Best answer: A la minute. What you can do is prepare both creams the morning of, and put them in pastry bags or in ziploc bags, and have them all set up for easy assemblage just before you’re ready to serve. I wouldn’t put everything together until an hour before- at most. If you want to have it done ahead of time, pick almost any other dessert!
posted by Champagne Supernova at 3:01 PM on July 2, 2021 [2 favorites]


Best answer: Make anything that's mainly whipped cream right before you leave the house, and carry it separately. Store the cream in a refrigerator at the destination. Put it on the cake _right_ before serving - if you can't bring your own spatula, a big spoon will work.

It's worth it.

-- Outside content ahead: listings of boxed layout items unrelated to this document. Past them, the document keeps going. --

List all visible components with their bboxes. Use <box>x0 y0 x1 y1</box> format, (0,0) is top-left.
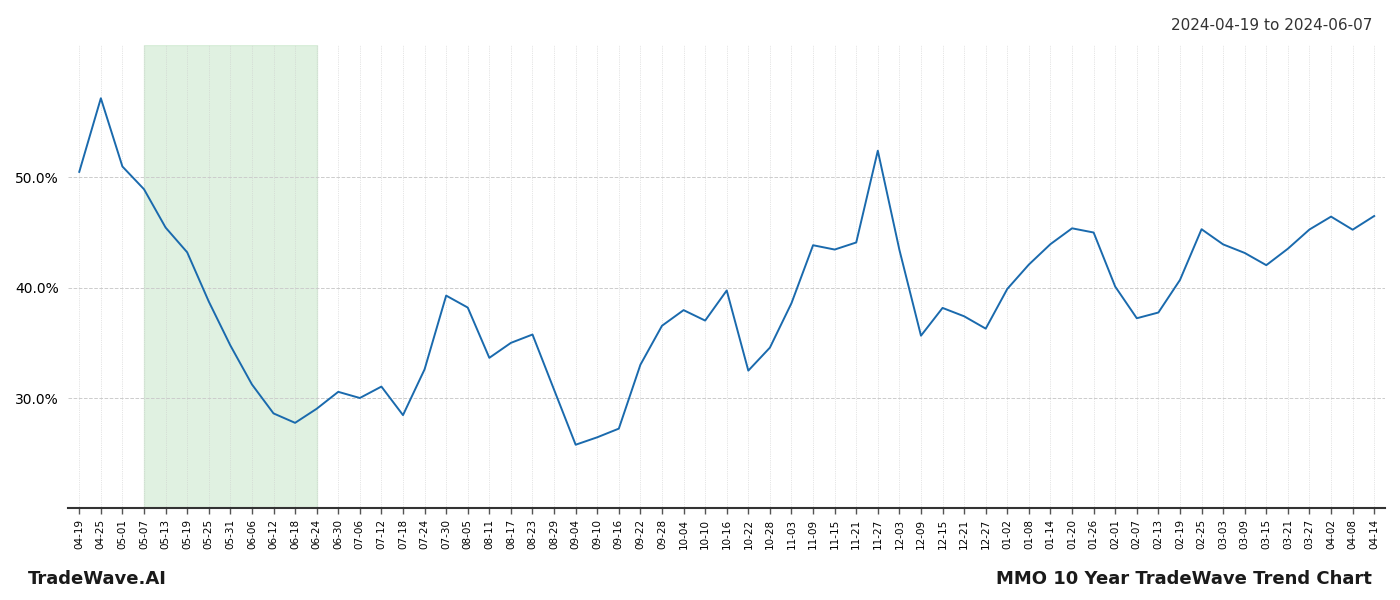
Bar <box>144 45 316 508</box>
Text: 2024-04-19 to 2024-06-07: 2024-04-19 to 2024-06-07 <box>1170 18 1372 33</box>
Text: TradeWave.AI: TradeWave.AI <box>28 570 167 588</box>
Text: MMO 10 Year TradeWave Trend Chart: MMO 10 Year TradeWave Trend Chart <box>997 570 1372 588</box>
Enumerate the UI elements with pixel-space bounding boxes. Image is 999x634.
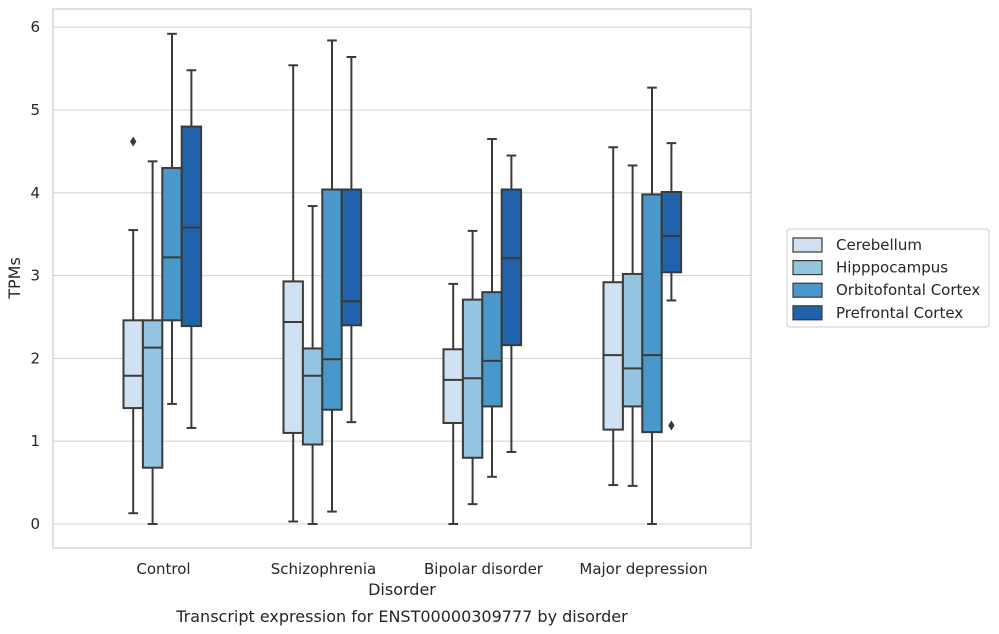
box-body (660, 190, 683, 274)
box-body (180, 125, 203, 328)
legend-label: Hipppocampus (836, 259, 948, 277)
x-tick-label-bipolar-disorder: Bipolar disorder (424, 560, 544, 578)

Also, if it's not too sweet, it will be eaten totally up very quickly, so you might want to make sure you have enough supplies to make one for yourself later :)
posted by amtho at 5:25 PM on July 2, 2021


Best answer: Oh, wait -- if there is blueberry (or anything even remotely syrupy or acidic) mixed into the whipped cream, THAT should happen at the last minute also.

This is an unusual kind of combination -- it might be worth trying to contact the person who is in the video (or whoever originated the recipe) to ask if it will keep even a few hours.
posted by amtho at 5:28 PM on July 2, 2021 [1 favorite]


Best answer: I would assemble this literally in between the entree/savory meal and the dessert. Like while people are lounging around making room in their stomachs for sweets.

I think you hollow out the night before, and then make the blueberry cream and any other ingredients that morning (might need to mix/shake/reincorporate after arrival/before assembling). Store all dairy in the fridge at the host’s place.
posted by amaire at 9:20 PM on July 2, 2021


Response by poster: Thanks everyone. This is pretty much what I suspected I just hoped there was some way to get around it. I may well end up doing mini pavlovas with the same cream instead.